Africa, Asia and Western Europe also spent less than the world average (2.1 percent, 1.6 percent and 1.9 percent respectively), while North America, at 3.0 percent, and Central and Eastern Europe, at 2.7 percent, spent somewhat more.

“While the war on terrorism is a major factor in the increase in U.S. military expenditure, this has not been the case elsewhere – except in a handful of countries,” SIPRI said.
Currently, the Middle East is the largest single market for U.S. weapons. The increases in U.S. arms purchases by the six Gulf nations – Bahrain, Oman, Qatar, Kuwait, Saudi Arabia and the United Arab Emirates – were prompted by the 1990 Iraqi invasion of Kuwait.

Asked if arms purchase would decline following the ouster of the Iraqi regime by U.S. military forces, Bailes said that “whatever uncertainties may still remain over aspects of Iraq's future and its future regime, it seems clear that for a long while at least we shall not see another belligerent Iraq with the power and the wish to threaten its neighbours.”
There is also likely to be an external/international presence on Iraq's soil for some time, whose goals will include stabilization in the realms of both internal and external security, she noted.

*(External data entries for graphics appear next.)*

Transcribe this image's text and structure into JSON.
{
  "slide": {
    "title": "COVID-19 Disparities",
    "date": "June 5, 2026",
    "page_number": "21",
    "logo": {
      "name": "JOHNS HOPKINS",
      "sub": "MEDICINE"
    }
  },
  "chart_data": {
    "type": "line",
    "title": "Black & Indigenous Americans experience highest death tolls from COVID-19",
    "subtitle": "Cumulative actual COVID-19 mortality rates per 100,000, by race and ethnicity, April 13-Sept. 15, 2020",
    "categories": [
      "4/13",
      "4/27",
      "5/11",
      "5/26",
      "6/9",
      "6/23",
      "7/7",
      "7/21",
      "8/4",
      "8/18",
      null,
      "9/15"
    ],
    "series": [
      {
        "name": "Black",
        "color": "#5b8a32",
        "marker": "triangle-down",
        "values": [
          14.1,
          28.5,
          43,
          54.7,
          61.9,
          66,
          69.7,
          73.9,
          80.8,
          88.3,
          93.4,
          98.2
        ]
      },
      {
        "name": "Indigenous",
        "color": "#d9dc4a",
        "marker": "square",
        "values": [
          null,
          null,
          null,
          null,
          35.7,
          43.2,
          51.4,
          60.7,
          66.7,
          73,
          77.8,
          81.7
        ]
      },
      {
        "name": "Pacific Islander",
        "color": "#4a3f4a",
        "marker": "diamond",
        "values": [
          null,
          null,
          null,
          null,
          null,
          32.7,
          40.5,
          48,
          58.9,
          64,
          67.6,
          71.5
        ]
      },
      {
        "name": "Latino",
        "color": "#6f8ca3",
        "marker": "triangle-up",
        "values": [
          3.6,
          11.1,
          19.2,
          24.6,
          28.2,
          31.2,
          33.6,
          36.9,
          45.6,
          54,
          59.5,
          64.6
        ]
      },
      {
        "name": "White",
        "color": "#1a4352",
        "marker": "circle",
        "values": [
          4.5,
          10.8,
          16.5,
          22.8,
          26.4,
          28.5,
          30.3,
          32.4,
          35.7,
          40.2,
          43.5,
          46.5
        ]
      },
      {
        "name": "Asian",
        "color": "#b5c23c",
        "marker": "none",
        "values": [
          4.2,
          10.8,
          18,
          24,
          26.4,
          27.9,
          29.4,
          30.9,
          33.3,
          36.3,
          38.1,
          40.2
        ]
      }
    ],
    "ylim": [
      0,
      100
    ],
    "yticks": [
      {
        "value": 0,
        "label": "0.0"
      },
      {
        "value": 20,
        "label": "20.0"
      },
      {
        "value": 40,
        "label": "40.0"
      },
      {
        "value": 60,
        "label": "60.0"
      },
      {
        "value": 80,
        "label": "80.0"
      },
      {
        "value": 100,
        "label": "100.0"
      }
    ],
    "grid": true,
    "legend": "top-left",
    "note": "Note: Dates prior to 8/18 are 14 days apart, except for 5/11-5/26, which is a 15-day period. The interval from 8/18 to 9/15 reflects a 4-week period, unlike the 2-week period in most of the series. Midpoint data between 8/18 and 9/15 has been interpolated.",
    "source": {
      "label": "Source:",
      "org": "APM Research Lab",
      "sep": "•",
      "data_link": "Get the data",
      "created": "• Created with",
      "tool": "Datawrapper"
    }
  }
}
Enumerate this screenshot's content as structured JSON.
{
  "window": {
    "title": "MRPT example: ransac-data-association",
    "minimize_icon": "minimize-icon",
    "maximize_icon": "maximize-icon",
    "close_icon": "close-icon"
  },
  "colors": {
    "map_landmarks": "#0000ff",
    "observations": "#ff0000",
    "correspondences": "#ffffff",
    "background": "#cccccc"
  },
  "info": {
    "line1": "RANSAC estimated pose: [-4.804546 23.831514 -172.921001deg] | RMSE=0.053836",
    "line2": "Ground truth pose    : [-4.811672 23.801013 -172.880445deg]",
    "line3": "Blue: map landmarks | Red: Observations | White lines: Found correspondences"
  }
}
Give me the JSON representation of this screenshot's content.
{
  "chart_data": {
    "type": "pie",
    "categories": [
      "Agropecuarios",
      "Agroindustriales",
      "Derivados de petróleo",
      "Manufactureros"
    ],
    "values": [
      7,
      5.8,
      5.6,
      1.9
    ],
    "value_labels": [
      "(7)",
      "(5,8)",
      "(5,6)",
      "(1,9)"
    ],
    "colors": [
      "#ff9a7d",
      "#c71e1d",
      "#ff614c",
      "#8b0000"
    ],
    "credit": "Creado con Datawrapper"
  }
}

Logically, this should allow other states in the region also to reduce the level of their military preparedness and to refrain from escalating the levels of confrontation and military-technological competition in the region. “This is certainly the desirable result from SIPRI's viewpoint, but I admit that it depends on the behaviour of external as well as regional players”, Bailes said.

The results could be worse, or at least ambivalent, if outside powers try to build up new military "clients" to check and compete with others in the region, and/or if they try to destabilize any further regimes, she added. Jayantha Dhanapala, the former UN Under-Secretary-General for Disarmament Affairs, warned last year that rising global military expenditures were not only diverting precious financial, material and human resources from productive to non-productive pursuits, but were also jeopardising humanity's common natural environment and the prospects for social and economic development of all nations.

Dhanapala recalled that exactly 16 years ago, the world community gathered at the United Nations to open an historic international conference on the Relationship between Disarmament and Development. Yet today, Dhanapala says, global military expenditures have risen to amounts approaching average Cold War spending levels.